At 14, I lost my brother who was 19. He was the only boy in the family - our hero. His death came unexpected as the angel came to take him in his sleep. I can still remember the vivid scene of his last night, and the moment dad discovered his death. We were taken aback. Usually, every morning he would take my dad's car to perform his subh prayers at the mosque. Somehow, he didn't get up that morning. Even I woke up late, with my stepmom knocking on my door. I went down for breakfast after my prayers. Before leaving for office, I heard dad knock on my late brother's door. There wasn't any answer. Dad opened the door, and then I heard him shout. Was dad mad at bro for not getting up? What was wrong? Then, I realised, it wasn't a shout. It was a wail. I ran up, and dad was already crying. There, on the bed, was my only brother, as still as a dead body. And he wasn't breathing. My sister shot from her room, awaken by her doze with her baby. We stood there, touching him in disbelief. The tears began to roll. Dad positioned him accordingly and asked me to make a phone call to a neighbour. He sat by the bed trying to digest the situation.

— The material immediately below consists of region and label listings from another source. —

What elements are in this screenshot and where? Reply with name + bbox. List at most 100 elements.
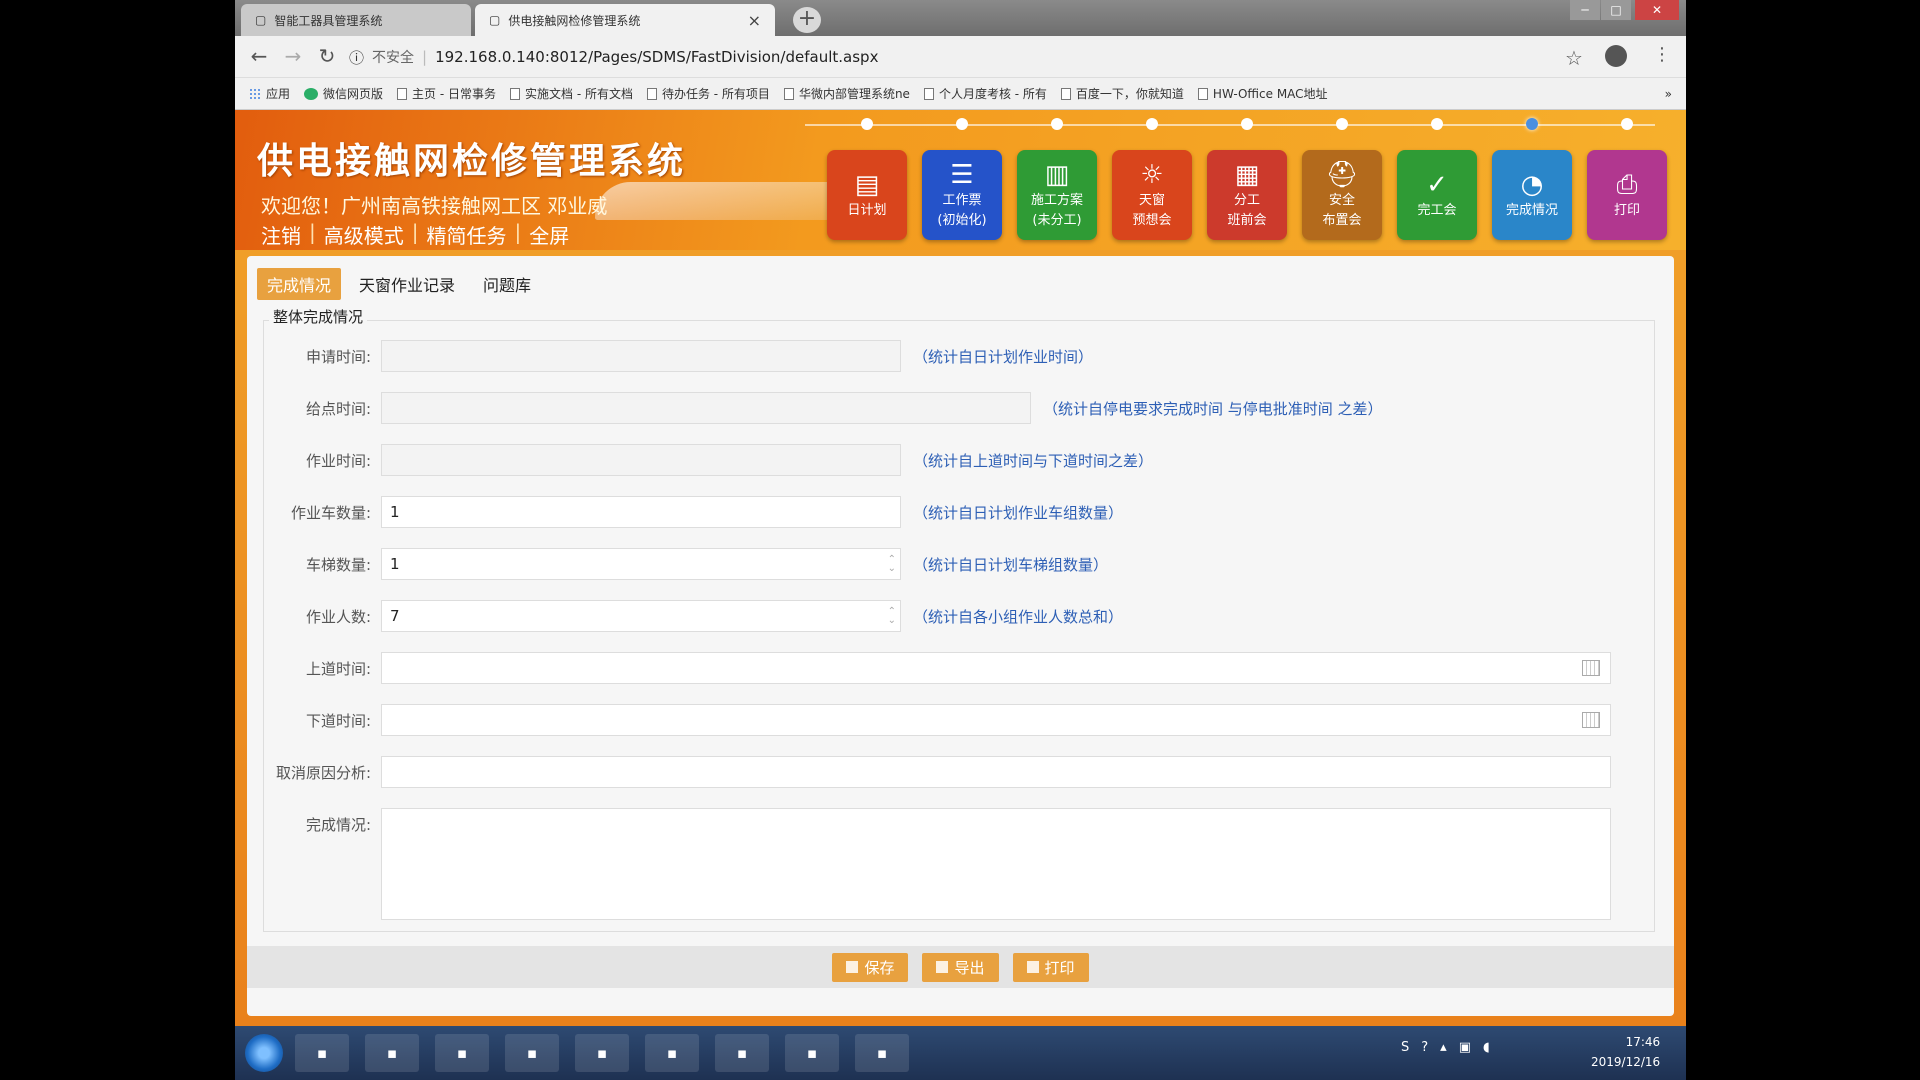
- calendar-icon[interactable]: [1582, 712, 1600, 728]
- timeline-dot: [1051, 118, 1063, 130]
- volume-icon[interactable]: ◖: [1483, 1040, 1490, 1055]
- ladder-count-field[interactable]: 1 ⌃ ⌄: [381, 548, 901, 580]
- media-icon[interactable]: ▪: [645, 1034, 699, 1072]
- back-icon[interactable]: ←: [247, 45, 271, 69]
- bookmark-label: 华微内部管理系统ne: [798, 87, 910, 101]
- bookmark-item[interactable]: 微信网页版: [304, 85, 383, 102]
- app-window: 供电接触网检修管理系统 欢迎您！广州南高铁接触网工区 邓业威 注销 | 高级模式…: [235, 110, 1686, 1026]
- forward-icon[interactable]: →: [281, 45, 305, 69]
- module-button[interactable]: ▦ 分工 班前会: [1207, 150, 1287, 240]
- bookmark-item[interactable]: 百度一下，你就知道: [1060, 85, 1184, 102]
- given-time-label: 给点时间:: [305, 400, 371, 418]
- module-button[interactable]: ☰ 工作票 (初始化): [922, 150, 1002, 240]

I was trembling already and I ran to the phone. My sis tagged behind me, and she was asking me questions: "why? how?". Suddenly, I was no longer the 14 year old girl, but a grown up taking control of the situation. I just shook my head. When I told the pakcik that "abang dah meninggal", he kept asking me, "abah ke abang?". I guess it was difficult to accept such breaking news. Dad was 54 then, while my brother was 19. It was perhaps more acceptable if the older went away first. The rest of the day was tiring for me as I was often beckoned by visitors to relate the actual story of how it happened.

As a teenager, I used to ask the question, "Why do the people I love most leave me?" And, upon pondering, I remember what my aunt said: "Allah takes those He loves".

By now, I have lost more people throughout the years. My grandma (my late mom's side) passed away in 2005. Uncles and aunts, cousins and friends. Still, I don't know how I'd cope if the people very close to me left me to meet our creator. Even the thought can make the tears roll, the body tremble and the mind amiss.

Pause to reflect:
Let memories of good moments be kept in the heart, while new steps taken for the future. Although great people bring such enormous impact to your life, the loss is nothing close to losing in a battle. It's a different loss.